The central IT group must also deal with university-wide licensing and distribution of software. You don't get volume discounts when each department buys their own copy of a software package. Some licensed software needs to be distributed via key servers that limit the number of simultaneous users. This is another area for a central IT group.

Copyright enforcement and interpretation, intellectual property issues, Web accessibility policies, enforcement of FERPA, the Buckley amendment, and other IT legal issues all need to be dealt with by a central IT organization.

Insure Domestic Tranquility
IT departments offer financial applications, student systems, and other administrative applications that need to be done centrally. The entire IT business side of the university needs to be centrally administered.

Much of the student administration also needs to be done centrally. While individual departments might use a course management system in any way they wish, a central IT department needs to actually manage the CMS itself. At Princeton, we copy central student and course data to our CMS to put 100 percent of courses on the system at the inception of classes. Every student and every faculty member receives the same interface to all courses. This kind of thing can only be done effectively by a central IT group.

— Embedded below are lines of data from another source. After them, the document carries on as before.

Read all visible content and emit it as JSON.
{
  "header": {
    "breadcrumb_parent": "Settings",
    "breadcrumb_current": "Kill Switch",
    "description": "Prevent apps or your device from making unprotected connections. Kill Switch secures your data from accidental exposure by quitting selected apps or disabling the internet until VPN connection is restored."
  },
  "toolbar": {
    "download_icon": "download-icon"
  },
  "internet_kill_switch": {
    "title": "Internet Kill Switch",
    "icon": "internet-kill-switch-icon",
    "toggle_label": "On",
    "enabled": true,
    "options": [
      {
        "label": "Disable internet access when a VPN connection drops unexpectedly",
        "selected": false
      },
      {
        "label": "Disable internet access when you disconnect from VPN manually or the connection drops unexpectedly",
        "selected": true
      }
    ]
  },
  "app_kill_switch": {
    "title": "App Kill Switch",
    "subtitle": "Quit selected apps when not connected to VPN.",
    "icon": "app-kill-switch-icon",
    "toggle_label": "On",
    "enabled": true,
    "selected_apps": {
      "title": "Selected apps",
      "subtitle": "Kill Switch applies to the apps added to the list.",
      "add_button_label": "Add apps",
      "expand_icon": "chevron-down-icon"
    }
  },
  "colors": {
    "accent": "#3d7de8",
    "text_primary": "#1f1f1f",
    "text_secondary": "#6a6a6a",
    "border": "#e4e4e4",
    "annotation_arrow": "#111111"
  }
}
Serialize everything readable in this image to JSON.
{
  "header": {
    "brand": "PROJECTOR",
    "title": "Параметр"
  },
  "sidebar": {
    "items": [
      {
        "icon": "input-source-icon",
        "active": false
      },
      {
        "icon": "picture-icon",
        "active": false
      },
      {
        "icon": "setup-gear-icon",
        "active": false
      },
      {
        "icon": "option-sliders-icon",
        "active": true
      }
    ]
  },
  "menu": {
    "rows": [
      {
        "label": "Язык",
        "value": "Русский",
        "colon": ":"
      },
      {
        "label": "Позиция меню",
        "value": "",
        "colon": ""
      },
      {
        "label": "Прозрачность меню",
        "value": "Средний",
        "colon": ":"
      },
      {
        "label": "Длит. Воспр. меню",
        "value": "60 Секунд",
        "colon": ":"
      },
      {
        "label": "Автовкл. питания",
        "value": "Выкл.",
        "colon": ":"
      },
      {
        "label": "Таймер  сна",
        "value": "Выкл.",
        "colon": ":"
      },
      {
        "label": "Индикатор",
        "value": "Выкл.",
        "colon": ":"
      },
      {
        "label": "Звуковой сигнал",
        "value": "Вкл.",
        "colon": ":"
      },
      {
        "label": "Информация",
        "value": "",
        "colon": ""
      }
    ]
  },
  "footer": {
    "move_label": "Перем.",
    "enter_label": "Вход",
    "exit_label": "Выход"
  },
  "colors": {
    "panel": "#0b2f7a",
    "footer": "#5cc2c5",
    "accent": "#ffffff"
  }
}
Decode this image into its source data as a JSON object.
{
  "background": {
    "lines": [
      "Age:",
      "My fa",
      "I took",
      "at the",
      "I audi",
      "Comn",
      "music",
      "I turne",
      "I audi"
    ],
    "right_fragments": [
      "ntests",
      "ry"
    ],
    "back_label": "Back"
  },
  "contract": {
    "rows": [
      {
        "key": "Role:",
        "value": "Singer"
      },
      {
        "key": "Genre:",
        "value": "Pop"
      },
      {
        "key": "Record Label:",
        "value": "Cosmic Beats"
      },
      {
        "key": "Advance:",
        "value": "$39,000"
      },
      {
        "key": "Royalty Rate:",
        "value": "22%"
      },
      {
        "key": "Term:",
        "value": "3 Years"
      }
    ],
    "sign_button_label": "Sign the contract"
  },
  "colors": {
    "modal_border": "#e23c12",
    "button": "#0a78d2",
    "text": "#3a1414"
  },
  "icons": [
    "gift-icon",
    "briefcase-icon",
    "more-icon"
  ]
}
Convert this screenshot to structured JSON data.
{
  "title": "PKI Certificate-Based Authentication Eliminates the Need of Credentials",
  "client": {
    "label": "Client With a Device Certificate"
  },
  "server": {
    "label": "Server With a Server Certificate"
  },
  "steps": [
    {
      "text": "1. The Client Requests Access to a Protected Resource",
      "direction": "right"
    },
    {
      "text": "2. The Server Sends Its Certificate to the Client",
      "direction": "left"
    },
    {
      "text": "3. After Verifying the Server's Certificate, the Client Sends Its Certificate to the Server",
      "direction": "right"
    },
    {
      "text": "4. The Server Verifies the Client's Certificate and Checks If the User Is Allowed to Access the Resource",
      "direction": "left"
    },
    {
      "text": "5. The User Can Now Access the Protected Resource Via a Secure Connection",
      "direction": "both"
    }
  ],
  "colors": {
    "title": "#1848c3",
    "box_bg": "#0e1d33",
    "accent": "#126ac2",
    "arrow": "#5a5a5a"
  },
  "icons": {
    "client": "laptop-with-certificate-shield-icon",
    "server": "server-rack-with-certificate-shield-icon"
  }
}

Universities also offer discounts of standard hardware to students and often to faculty and staff as well. Any place where there is a great advantage to having some standards requires a central group to develop and enforce those standards.

Provide for the Common Defense
Our networks and computer systems are under attack continuously day and night. The attackers are quite sophisticated, requiring a high level of sophistication and coordination to counter them. Hackers, viruses, spammers, and internal malicious or naïve users threaten to destroy our systems and data. Putting virus detection software on all computers is essential, as are local e-mail filters, but having central virus detection and central e-mail filtering provides another important layer of protection. When a threat is successful despite our best efforts—and some will be—we need a well-trained SWAT team on-call around the clock to jump in, restore the integrity of the system, and track the baddies down.